Problemi reali e manovre poco chiare
Cumuli di rifiuti per
strada, proteste contro una nuova discarica, camion bruciati. Cronaca
di un’emergenza annunciata. Malgrado in Campania sia formalmente finita
il 31 dicembre 2009 la situazione non è migliorata. Nella regione
si continuano a produrre 7.400 tonnellate di rifiuti al giorno, come
negli anni dell’emergenza. Da qualche parte dovranno pur andare. E
visto che nella regione la raccolta differenziata è ancora al
18% – la metà di quanto previsto dalle norme italiane e europee
– questa “qualche parte” restano le discariche e l’unico
termovalorizzatore, quello di Acerra, che «sta funzionando a scartamento
ridotto».
Lo disse ad Avvenire l’assessore regionale all’Ambiente,
Giovanni Romano. Un politico onesto e competente, che come sindaco di
Mercato San Severino ha raggiunto una differenziata superiore al 67%.
L’assessore quattro mesi fa aveva fatto un quadro preciso: «Siamo
in una situazione di fortissima criticità, non solo ambientale, ma
anche finanziaria». Mancavano soldi, troppo il personale, pochi gli
impianti e mal funzionanti, e pochissima la differenziata. Anticipava
quello che oggi vediamo davanti i nostri occhi e che i campani nuovamente
sentono sotto il loro naso. Ma cosa è successo? Chiudono i carrozzoni
clientelari (e inquinati dai clan) dei consorzi di bacino. Al loro posto
nascono le società provinciali.
Molti comuni si affidano a nuove imprese dopo i risultati fallimentari
delle precedenti (a Napoli ne devono arrivare addirittura due liguri…).
Il tutto fa temere la perdita di posti di lavoro, molti dei quali precari.
E scatta la protesta dei lavoratori, con scioperi e improvvise “epidemie”.
Così i rifiuti non si raccolgono, o non si scaricano. L’effetto è
nei cassonetti stracolmi e nelle strade che tornano a riempirsi di sacchetti.
Ed è il primo problema. Il secondo sono le discariche. Con la differenziata
ancora al palo e l’unico termovalorizzatore, non ci sono alternative.
Dovevano assicurare un’autonomia di almeno due anni ma in una situazione
come l’attuale non basteranno. Ne servono altre. Scelta teoricamente
sbagliata: non c’è niente di meno efficiente di una discarica. Ma
praticamente l’unica possibile, visto che gli altri termovalorizzatori
previsti non sono neanche stati appaltati, e che ancora si litiga sui
siti. L’ultimo decreto sull’emergenza faceva un elenco delle discariche.

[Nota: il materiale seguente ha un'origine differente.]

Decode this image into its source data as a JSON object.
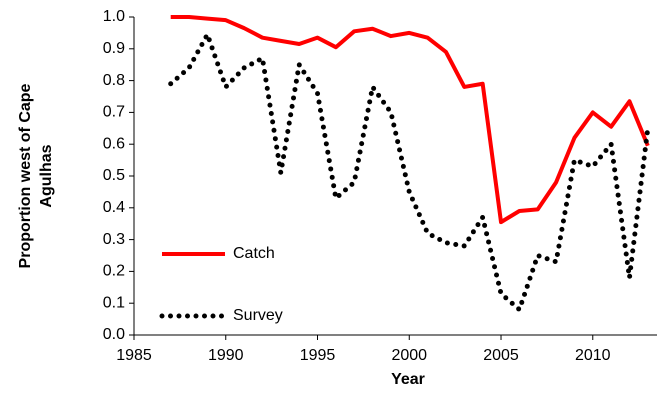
{
  "chart_data": {
    "type": "line",
    "xlabel": "Year",
    "ylabel": "Proportion west of Cape Agulhas",
    "x": [
      1987,
      1988,
      1989,
      1990,
      1991,
      1992,
      1993,
      1994,
      1995,
      1996,
      1997,
      1998,
      1999,
      2000,
      2001,
      2002,
      2003,
      2004,
      2005,
      2006,
      2007,
      2008,
      2009,
      2010,
      2011,
      2012,
      2013
    ],
    "series": [
      {
        "name": "Catch",
        "color": "#ff0000",
        "style": "solid",
        "values": [
          1.0,
          1.0,
          0.995,
          0.99,
          0.965,
          0.935,
          0.925,
          0.915,
          0.935,
          0.905,
          0.955,
          0.963,
          0.94,
          0.95,
          0.935,
          0.89,
          0.78,
          0.79,
          0.355,
          0.39,
          0.395,
          0.48,
          0.62,
          0.7,
          0.655,
          0.735,
          0.595
        ]
      },
      {
        "name": "Survey",
        "color": "#000000",
        "style": "dotted",
        "values": [
          0.79,
          0.84,
          0.945,
          0.78,
          0.84,
          0.87,
          0.51,
          0.85,
          0.76,
          0.43,
          0.48,
          0.78,
          0.7,
          0.45,
          0.32,
          0.29,
          0.28,
          0.37,
          0.13,
          0.08,
          0.25,
          0.23,
          0.55,
          0.53,
          0.6,
          0.18,
          0.65
        ]
      }
    ],
    "xlim": [
      1985,
      2013.5
    ],
    "xticks": [
      1985,
      1990,
      1995,
      2000,
      2005,
      2010
    ],
    "ylim": [
      0,
      1
    ],
    "yticks": [
      {
        "value": 0,
        "label": "0.0"
      },
      0.1,
      0.2,
      0.3,
      0.4,
      0.5,
      0.6,
      0.7,
      0.8,
      0.9,
      {
        "value": 1,
        "label": "1.0"
      }
    ],
    "legend": "lower left"
  }
}
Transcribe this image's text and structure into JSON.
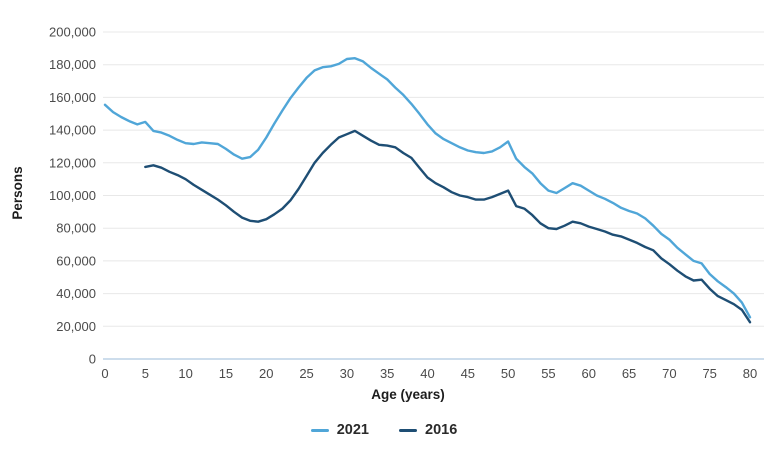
{
  "chart_data": {
    "type": "line",
    "title": "",
    "xlabel": "Age (years)",
    "ylabel": "Persons",
    "xlim": [
      0,
      80
    ],
    "ylim": [
      0,
      200000
    ],
    "x_ticks": [
      0,
      5,
      10,
      15,
      20,
      25,
      30,
      35,
      40,
      45,
      50,
      55,
      60,
      65,
      70,
      75,
      80
    ],
    "y_ticks": [
      0,
      20000,
      40000,
      60000,
      80000,
      100000,
      120000,
      140000,
      160000,
      180000,
      200000
    ],
    "y_tick_labels": [
      "0",
      "20,000",
      "40,000",
      "60,000",
      "80,000",
      "100,000",
      "120,000",
      "140,000",
      "160,000",
      "180,000",
      "200,000"
    ],
    "grid": "horizontal",
    "legend_position": "bottom",
    "colors": {
      "gridline": "#e8e8e8",
      "zero_axis_line": "#cdddec",
      "tick_text": "#4b4b4b",
      "axis_title_text": "#1d1d1d",
      "background": "#ffffff"
    },
    "series": [
      {
        "name": "2021",
        "color": "#50a6d8",
        "ages": [
          0,
          1,
          2,
          3,
          4,
          5,
          6,
          7,
          8,
          9,
          10,
          11,
          12,
          13,
          14,
          15,
          16,
          17,
          18,
          19,
          20,
          21,
          22,
          23,
          24,
          25,
          26,
          27,
          28,
          29,
          30,
          31,
          32,
          33,
          34,
          35,
          36,
          37,
          38,
          39,
          40,
          41,
          42,
          43,
          44,
          45,
          46,
          47,
          48,
          49,
          50,
          51,
          52,
          53,
          54,
          55,
          56,
          57,
          58,
          59,
          60,
          61,
          62,
          63,
          64,
          65,
          66,
          67,
          68,
          69,
          70,
          71,
          72,
          73,
          74,
          75,
          76,
          77,
          78,
          79,
          80
        ],
        "values": [
          155500,
          151000,
          148000,
          145500,
          143500,
          145000,
          139500,
          138500,
          136500,
          134000,
          132000,
          131500,
          132500,
          132000,
          131500,
          128500,
          125000,
          122500,
          123500,
          128000,
          135500,
          144000,
          152000,
          159500,
          166000,
          172000,
          176500,
          178500,
          179000,
          180500,
          183500,
          184000,
          182000,
          178000,
          174500,
          171000,
          166000,
          161500,
          156000,
          150000,
          143500,
          138000,
          134500,
          132000,
          129500,
          127500,
          126500,
          126000,
          127000,
          129500,
          133000,
          122500,
          117500,
          113500,
          107500,
          103000,
          101500,
          104500,
          107500,
          106000,
          103000,
          100000,
          98000,
          95500,
          92500,
          90500,
          89000,
          86000,
          81500,
          76500,
          73000,
          68000,
          64000,
          60000,
          58500,
          52000,
          47500,
          44000,
          40000,
          34500,
          25500
        ]
      },
      {
        "name": "2016",
        "color": "#1e4e74",
        "ages": [
          5,
          6,
          7,
          8,
          9,
          10,
          11,
          12,
          13,
          14,
          15,
          16,
          17,
          18,
          19,
          20,
          21,
          22,
          23,
          24,
          25,
          26,
          27,
          28,
          29,
          30,
          31,
          32,
          33,
          34,
          35,
          36,
          37,
          38,
          39,
          40,
          41,
          42,
          43,
          44,
          45,
          46,
          47,
          48,
          49,
          50,
          51,
          52,
          53,
          54,
          55,
          56,
          57,
          58,
          59,
          60,
          61,
          62,
          63,
          64,
          65,
          66,
          67,
          68,
          69,
          70,
          71,
          72,
          73,
          74,
          75,
          76,
          77,
          78,
          79,
          80
        ],
        "values": [
          117500,
          118500,
          117000,
          114500,
          112500,
          110000,
          106500,
          103500,
          100500,
          97500,
          94000,
          90000,
          86500,
          84500,
          84000,
          85500,
          88500,
          92000,
          97000,
          104000,
          112000,
          120000,
          126000,
          131000,
          135500,
          137500,
          139500,
          136500,
          133500,
          131000,
          130500,
          129500,
          126000,
          123000,
          117000,
          111000,
          107500,
          105000,
          102000,
          100000,
          99000,
          97500,
          97500,
          99000,
          101000,
          103000,
          93500,
          92000,
          88000,
          83000,
          80000,
          79500,
          81500,
          84000,
          83000,
          81000,
          79500,
          78000,
          76000,
          75000,
          73000,
          71000,
          68500,
          66500,
          61500,
          58000,
          54000,
          50500,
          48000,
          48500,
          43000,
          38500,
          36000,
          33500,
          30000,
          22500
        ]
      }
    ]
  }
}
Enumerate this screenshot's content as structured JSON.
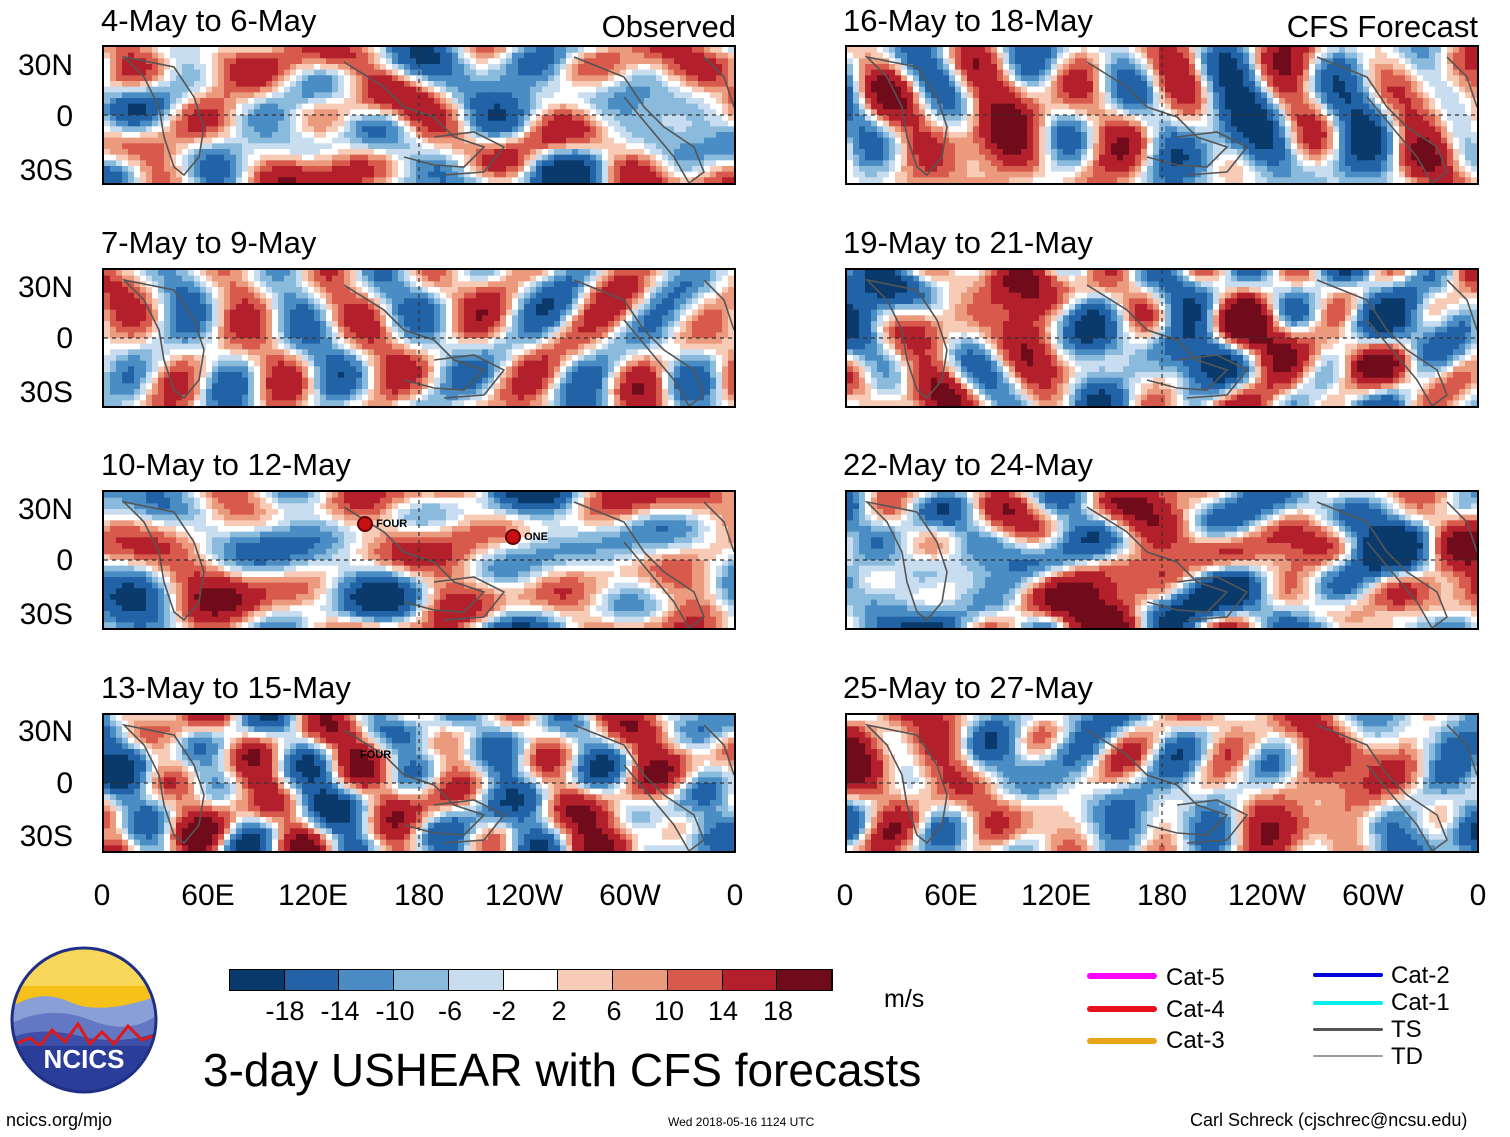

C’era anche Cava Vitiello a Terzigno, quella dove infuria la protesta.
Perché il territorio comunale ne ha già un’altra, perché si trova
nel Parco nazionale del Vesuvio, perché la stessa Ue ha avanzato dubbi.
Tutti “perché” sacrosanti. Ma, lo ripetiamo, da qualche parte
i rifiuti devono andare. Quelli di questi giorni sono problemi contingenti
che si innestano su problemi strutturali. Trovare una soluzione è necessario.
E anche possibile. Perfino in Campania. Non ci sono più alibi. Ce lo
dicono con chiarezza gli oltre 250 comuni “ricicloni” della
regione, che vanno ben oltre il 35% di differenziata. Non solo piccoli
centri ma anche capoluoghi come Avellino e Salerno che arrivano al 60.
È possibile. Lo sapeva bene Angelo Vassallo, coraggioso sindaco di
Pollica ucciso 20 giorni fa, che nel suo paese era arrivato al 71%.
A tanti altri, purtroppo, il ritorno dell’emergenza fa molto comodo.
Alla camorra in primo luogo, le cui discariche vanno a pieno ritmo senza
che nessuno intervenga e protesti. Ma anche a chi, nel mondo politico
e imprenditoriale, con le cosche fa ricchi affari. Emergenza come brodo
di cultura per malavita e malaffare. Da chiudere questa volta davvero.